Martiya inquired about how rice was distributed in the village after planting, and the proceeds of the opium planting; what roles men and women played in the household economy—
"But why don't you ask the people in your village these questions?" Norma asked her once.
"I've got notebooks full of answers from them. But it's always so interesting to hear your responses. You guys are almost Dyalo, you know."
"Four generations, you do get to know folks."

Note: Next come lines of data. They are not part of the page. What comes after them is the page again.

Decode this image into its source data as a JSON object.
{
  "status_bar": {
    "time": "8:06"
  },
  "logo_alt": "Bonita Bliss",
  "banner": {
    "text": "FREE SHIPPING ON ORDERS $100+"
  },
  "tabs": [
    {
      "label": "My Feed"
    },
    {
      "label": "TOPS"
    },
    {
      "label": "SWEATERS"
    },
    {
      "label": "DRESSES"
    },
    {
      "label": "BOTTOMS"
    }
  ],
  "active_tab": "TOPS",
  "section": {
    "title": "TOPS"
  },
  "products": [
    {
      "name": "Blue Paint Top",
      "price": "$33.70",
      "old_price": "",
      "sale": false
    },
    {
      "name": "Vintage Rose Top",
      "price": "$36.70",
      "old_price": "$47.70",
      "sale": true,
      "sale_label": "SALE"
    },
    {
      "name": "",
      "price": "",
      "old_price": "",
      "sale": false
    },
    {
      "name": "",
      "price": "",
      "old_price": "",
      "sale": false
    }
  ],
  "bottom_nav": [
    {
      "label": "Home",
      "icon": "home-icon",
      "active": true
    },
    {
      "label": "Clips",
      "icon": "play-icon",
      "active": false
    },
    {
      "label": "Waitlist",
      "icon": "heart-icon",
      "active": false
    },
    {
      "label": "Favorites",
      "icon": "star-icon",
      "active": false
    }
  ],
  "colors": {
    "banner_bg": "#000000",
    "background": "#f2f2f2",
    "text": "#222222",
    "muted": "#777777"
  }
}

— and the Dyalo names for trees, stars, flowers, plants, and animals, the last being particularly useful, what with the Dyalo's trouble understanding photographs and drawings; the history of the Dyalo, all the way back to the complicated Dyalo origin story, when Wu-pa-sha made the first Dyalo man and his sister, as well as the Dyalo story of the flood, which confirmed in the Walkers' eyes what they had known all along, that the Bible was perfect and true; the ways in which the Dyalo buried their dead; where the Dyalo believed the spirits of their ancestors went; how the Dyalo treated malaria; the precise recipe for the poultice used in treating broken bones; and the superiority of the Dyalo treatment for lumbago to its Western analogue.